La raison plonge en vain dans le gouffre éternel
Où s’agitent sans fin les effets et les causes ;
Pour comprendre les lois qui régissent les choses,
Il faut un sens plus pur et plus surnaturel.

Il faut, au lendemain des dernières épreuves,
Avoir interrogé le mystère du sort,
Et, dans cette leçon sinistre de la mort,
En face du néant, cherché les grandes preuves.

Il faut avoir versé le plus pur de son sang
Et de ses propres mains élargi sa blessure;
Si l’amour est plus doux, la douleur est plus sûre ;
C’est dans la nuit du cœur que la clarté descend.

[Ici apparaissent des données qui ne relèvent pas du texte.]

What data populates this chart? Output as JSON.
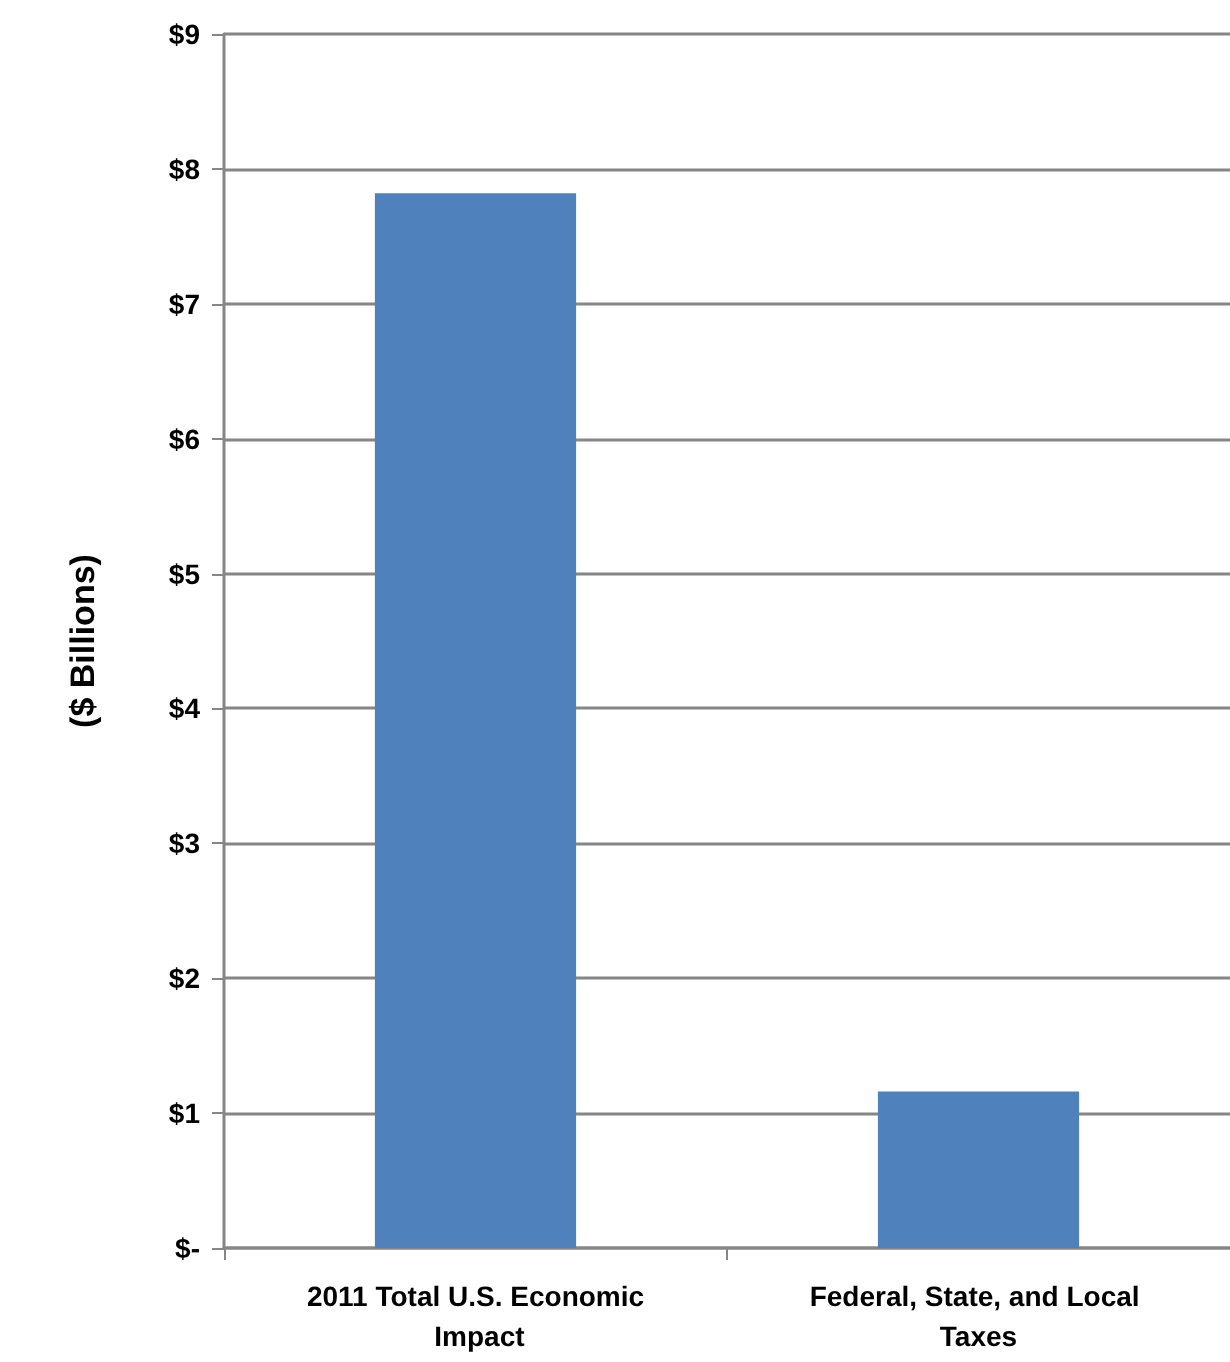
{
  "chart_data": {
    "type": "bar",
    "ylabel": "($ Billions)",
    "categories": [
      "2011 Total U.S. Economic Impact",
      "Federal, State, and Local Taxes"
    ],
    "values": [
      7.82,
      1.16
    ],
    "color": "#4f81bd",
    "ylim": [
      0,
      9
    ],
    "yticks": [
      {
        "value": 0,
        "label": "$-"
      },
      {
        "value": 1,
        "label": "$1"
      },
      {
        "value": 2,
        "label": "$2"
      },
      {
        "value": 3,
        "label": "$3"
      },
      {
        "value": 4,
        "label": "$4"
      },
      {
        "value": 5,
        "label": "$5"
      },
      {
        "value": 6,
        "label": "$6"
      },
      {
        "value": 7,
        "label": "$7"
      },
      {
        "value": 8,
        "label": "$8"
      },
      {
        "value": 9,
        "label": "$9"
      }
    ],
    "grid": "y"
  }
}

Oui, l’homme est un fantôme et la vie est un rêve ;
À peine nous avons essayé d’être heureux
Que la fleur de nos jours se fane sous nos yeux
Et que dans un tombeau notre songe s’achève.

Mais l’amour immortel survit au noir tombeau,
Et, lorsque nous avons perdu la bien-aimée,
Celle par qui notre âme avait été charmée
À son cierge de morte allume le flambeau,

Le flambeau merveilleux de vie et d’espérance,
Dont le rayon divin nous éclaire ici- bas,
Étoile de salut qui ne s’obscurcit pas
Et dont la flamme d’or luit sur notre souffrance.

Il faut, le cœur percé du glaive des douleurs,
Avoir offert ce cœur sanglant en sacrifice,
Avoir porté sa croix et vidé son calice,
Et bu, jusqu’à la fin, l’amertume des pleurs.